Rz. 62
Ausnahmsweise kann unter den Voraussetzungen einer sog. Formalversicherung ein (formal-rechtliches) Versicherungsverhältnis bestehen oder über das Ende der Tätigkeit hinaus andauern, ohne dass die Tatbestandsmerkmale der Versicherungspflicht (BSG, Urteil v. 14.12.1994, 2 RU 41/94) gegeben sind. Sinn und Zweck der Formalversicherung ist der Vertrauensschutz, der gleichzeitig die Entstehung und den Umfang des Versicherungsschutzes bestimmt. Hat der Unfallversicherungsträger durch sein Verhalten ein schutzwürdiges Vertrauensverhältnis des Versicherten begründet, so muss er sich so behandeln lassen, als ob der von ihm gesetzte Vertrauenstatbestand der Wahrheit entspricht. Die Beitragszahlung allein vermag regelmäßig keine Formalversicherung zu begründen. Der Gedanke der Formalversicherung basiert auf dem Vertrauensschutz zugunsten desjenigen, der wegen der Aufnahme in das Unternehmerverzeichnis als Mitglied und zugleich als Versicherter unbeanstandet Beiträge zur gesetzlichen Unfallversicherung entrichtet hat. Grundlegend hierfür wäre zunächst die Anerkennung eines gesamten Betriebes oder der Person eines Unternehmers als versichert. Die Formalversicherung erstreckt sich auch auf Fälle, in denen einzelne nicht versicherungspflichtige Personen in den Lohnnachweis aufgenommen und bei der Bemessung der Beiträge berücksichtigt worden sind (BSG, Urteil v. 16.3.2021, B 2 U 3/19 R). Diese Voraussetzungen einer Vertrauen erzeugenden Beitragserhebung oder der Aufnahme in einen Lohnnachweis vor dem Unfallereignis dürften höchst selten vorliegen.
Rz. 63
Die Formalversicherung endet erst, wenn der Unfallversicherungsträger durch ausdrückliche Erklärung der weiteren Versicherung widerspricht. Eine rückwirkende Beendigung nach Eintritt eines Versicherungsfalls ist nicht möglich (BSG, Urteil v. 26.6.1973, 8/7 RU 34 /71).
Beispiele:
- Der Eigentümer eines versicherungsfreien Kleingartens wurde unter Einschätzung als landwirtschaftliches Unternehmen in das Unternehmerverzeichnis eingetragen, erhielt einen Mitgliedsschein ausgestellt und entrichtete Beiträge zur Unfallversicherung.

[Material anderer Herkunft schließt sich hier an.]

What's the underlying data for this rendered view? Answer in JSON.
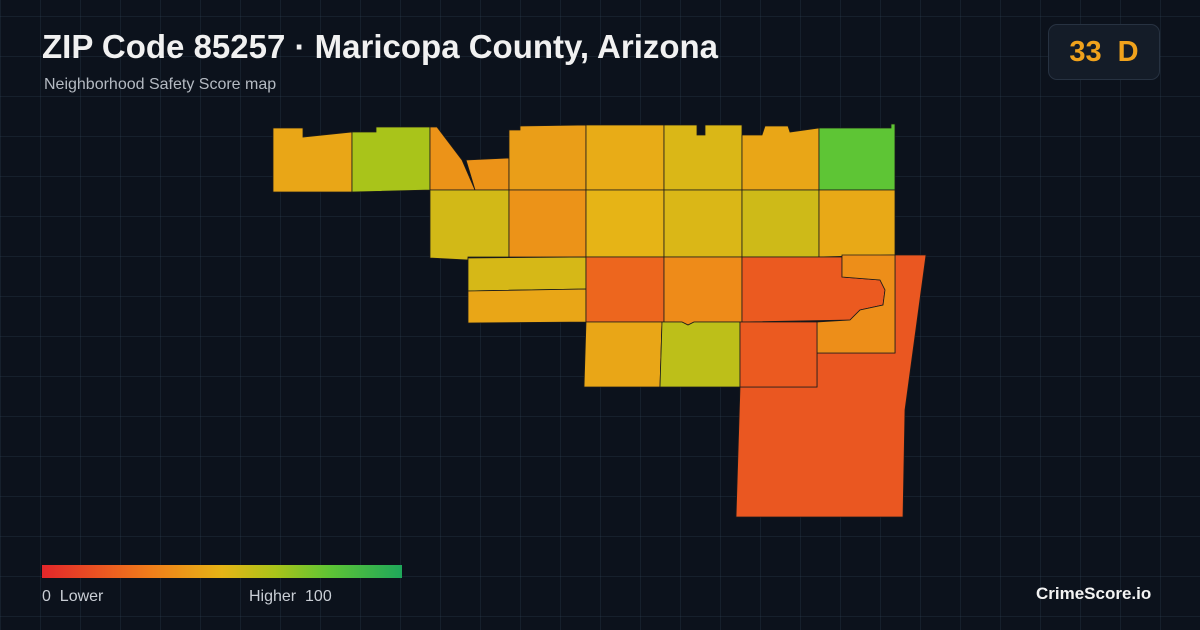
{
  "header": {
    "title": "ZIP Code 85257 · Maricopa County, Arizona",
    "subtitle": "Neighborhood Safety Score map"
  },
  "score": {
    "value": 33,
    "grade": "D"
  },
  "legend": {
    "min": 0,
    "min_label": "Lower",
    "max_label": "Higher",
    "max": 100
  },
  "regions": [
    {
      "score": 17
    },
    {
      "score": 45
    },
    {
      "score": 65
    },
    {
      "score": 38
    },
    {
      "score": 42
    },
    {
      "score": 47
    },
    {
      "score": 53
    },
    {
      "score": 45
    },
    {
      "score": 80
    },
    {
      "score": 55
    },
    {
      "score": 38
    },
    {
      "score": 50
    },
    {
      "score": 53
    },
    {
      "score": 56
    },
    {
      "score": 46
    },
    {
      "score": 54
    },
    {
      "score": 45
    },
    {
      "score": 22
    },
    {
      "score": 35
    },
    {
      "score": 18
    },
    {
      "score": 36
    },
    {
      "score": 45
    },
    {
      "score": 60
    },
    {
      "score": 18
    }
  ],
  "brand": "CrimeScore.io"
}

- Ein zu Recht ins Unternehmerverzeichnis eingetragener Betrieb war infolge Betriebsveränderung ausgeschieden; der Unfallversicherungsträger führte ihn weiter im Unternehmensverzeichnis und zog die Beiträge ein (BSG, Urteil v. 30.3.1988, 2 RU 34/87, und BSG, Urteil v. 27.7.1972, 2 RU 193/68).